Running a gem: Anderson forging career at top club

One of the best-kept secrets in North Carolina might just be Eagle Point Golf Club, a 7,170 yard, Tom Fazio-designed course located in Wilmington, only a mile from the Atlantic Ocean.

The head professional in charge of this prestigious, private club happens to be Hollidaysburg native Billy Anderson.

Anderson, who has been at Eagle Point since the club’s inception in 2000, took up the game of golf at a relatively late age. At 16 years old, the Hollidaysburg Area High School student was hitting balls at the old Golf World driving range on Plank Road when the facility’s owner, Tom Treese, stopped to watch.

Treese recognized Anderson’s raw talent and encouraged the youngster to try out for the high school golf team – which Treese coached. Anderson took up the offer, and after a good deal of practicing, he became the squad’s top golfer.

After high school, Anderson attended Methodist University, a Division III school located in Fayetteville, N.C. During his time there, Anderson earned a business degree while also participating on a golf team that captured two NCAA championships.

“Methodist really suited me well,” Anderson said. “I might have been overwhelmed playing for a Division I school. At Methodist, I felt comfortable and was able to contribute to a successful golf team. I really enjoyed my time there.”

During the summers, Anderson returned home and played plenty of golf at his home course of Scotch Valley. There, he became good friends with local golf standout Scott Stultz. The two would play together in several local best-ball tournaments and won the 1992 Scotch Valley Invitational.

One fateful day, Stultz brought Anderson along with him to visit legendary club pro Bob Ford at Oakmont Country Club, near Pittsburgh. Ford spent some time with Anderson, working on his golf swing.

The results soon paid off : Within a couple of weeks, Anderson shot an amazing 62 at Scotch Valley, setting a new course record.

Anderson sent a personal note to Ford, thanking him for his help. Not long after, he was asked to work at Oakmont during the 1994 U.S Open and was eventually offered a job at the club to work as one of Ford’s assistant pros.

“Billy really impressed Bob Ford,” Stultz said. “He was fortunate to begin working right in the pro shop, and Ford took a liking to him right from the start. I remember Ford asking me if we had any more good young kids like him in Hollidaysburg.”

Anderson stayed at Oakmont for the next seven years and felt honored to work for one of the best club pros in the country.

“Working at Oakmont was an absolutely great experience,” Anderson said. “I learned so much from Bob Ford while I was there. As a player, teacher and manager, he’s the best.”

While at Oakmont, Anderson’s golf game progressed to an extremely high level. By 1998, he was able to earn playing privileges onto the Nationwide Tour. However, after making just two cuts in 11 events, Anderson decided to look for a more stable career in the golf business.

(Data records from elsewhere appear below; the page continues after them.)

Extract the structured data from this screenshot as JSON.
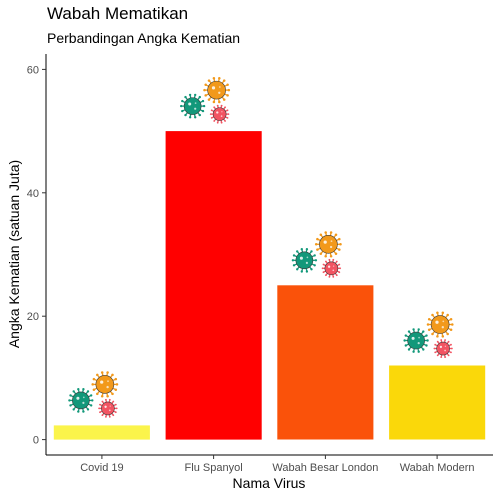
{
  "chart_data": {
    "type": "bar",
    "title": "Wabah Mematikan",
    "subtitle": "Perbandingan Angka Kematian",
    "xlabel": "Nama Virus",
    "ylabel": "Angka Kematian (satuan Juta)",
    "categories": [
      "Covid 19",
      "Flu Spanyol",
      "Wabah Besar London",
      "Wabah Modern"
    ],
    "values": [
      2.3,
      50,
      25,
      12
    ],
    "bar_colors": [
      "#FBF44B",
      "#FF0000",
      "#FA520A",
      "#FAD80A"
    ],
    "ylim": [
      -2.5,
      62.5
    ],
    "yticks": [
      0,
      20,
      40,
      60
    ],
    "grid": false,
    "legend": "none",
    "icon_colors": [
      "#12987A",
      "#F2991B",
      "#F25462"
    ]
  }
}
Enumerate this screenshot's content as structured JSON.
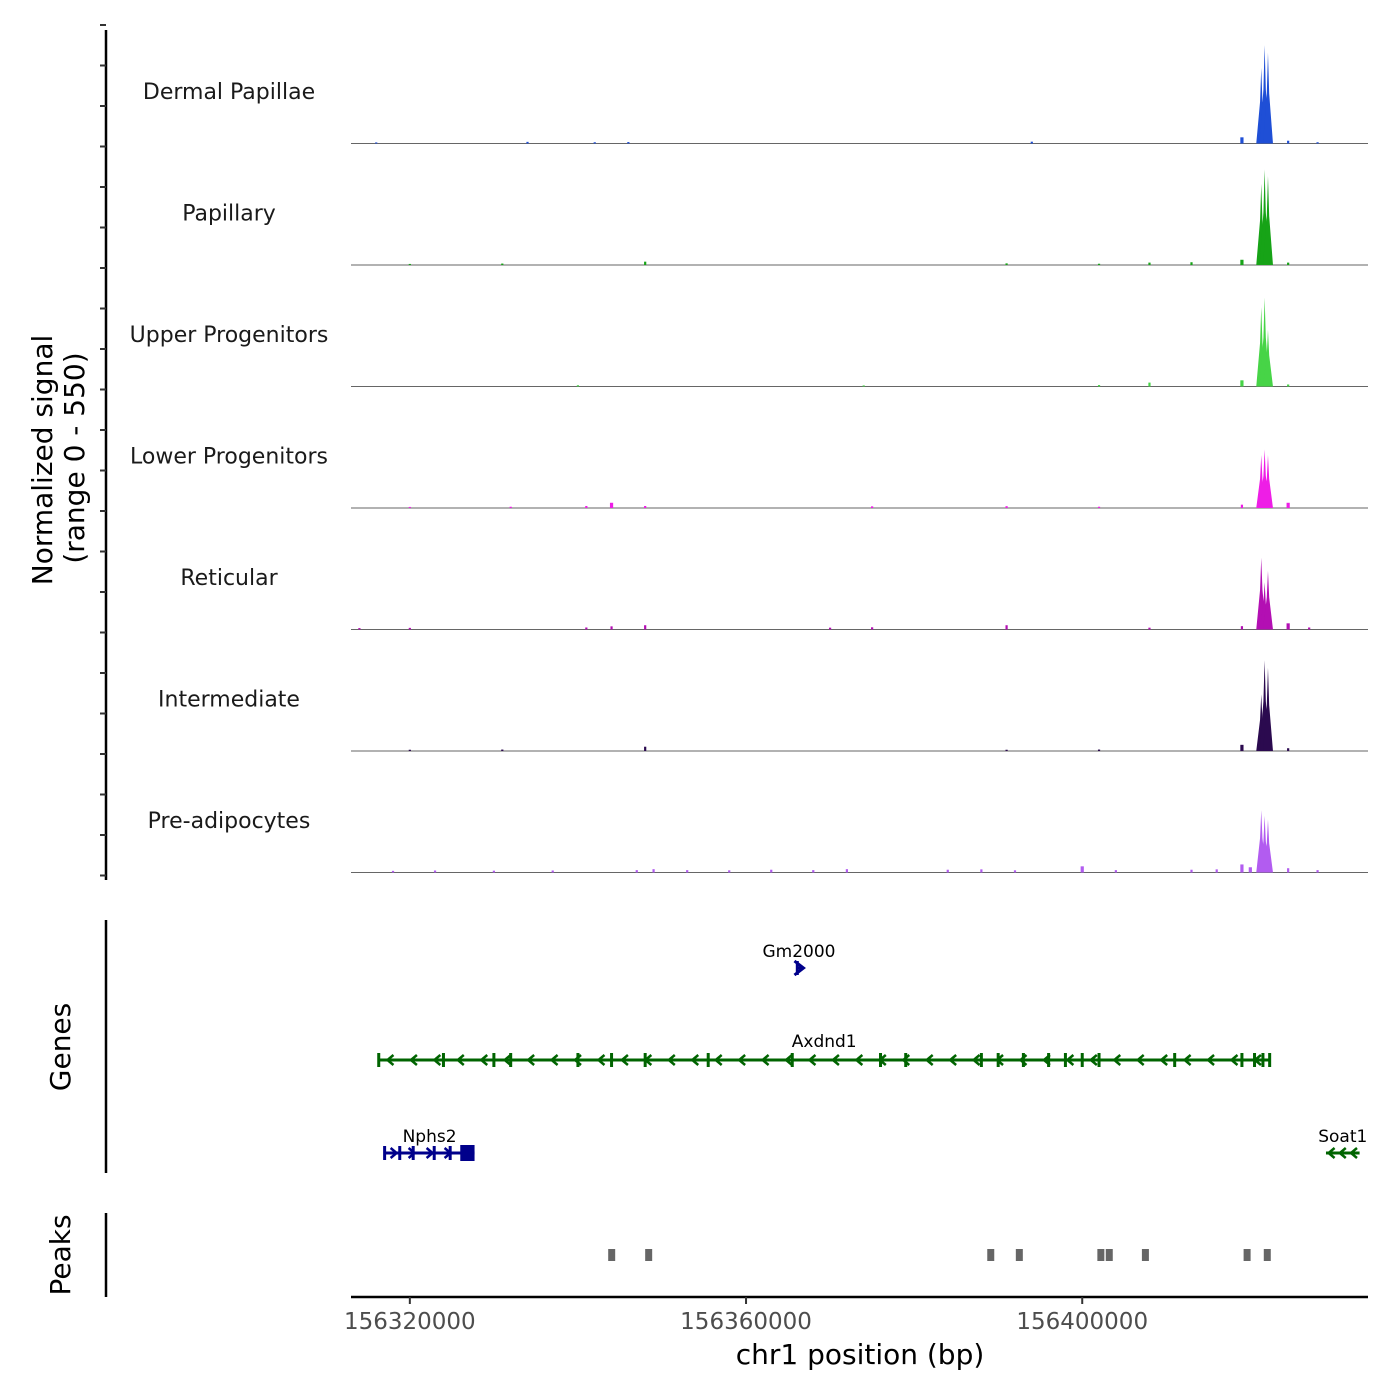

In 1999, several investors were constructing a new course in Wilmington. With the endorsement of Ford, his old boss, Anderson interviewed with the new owners and was fortunate to be named Eagle Point’s first Director of Golf – a position he’s held for the past 14 years.

“I felt an immediate camaraderie with the members here,” Anderson said. “The guys at our club love playing golf, which makes my job extremely enjoyable.”

Eagle Point, one of the top-rated courses in the country, boasts a large, diverse membership with members from across the country. Two are actually current PGA touring pros (Webb Simpson and Carl Pettersson).

Along with his many club duties, Anderson has still been able to compete on a regular basis and has played very competitively. Over the past decade, he has won several local PGA Sectional events and has competed in the PGA Tour’s Wyndham Championship and PGA Professional National Championship several times.

Anderson also captured the 2006 North Carolina Open and 2009 South Carolina Open titles.

Although Anderson now considers North Carolina home – along with his wife and three young daughters – he still finds time to visit family in the Hollidaysburg area about once a year. He enjoys returning to his roots where he learned to play a game that would become his passion and career.

“I love the game of golf,” he said, “and I’ve been very fortunate with the opportunities that this game has given me.”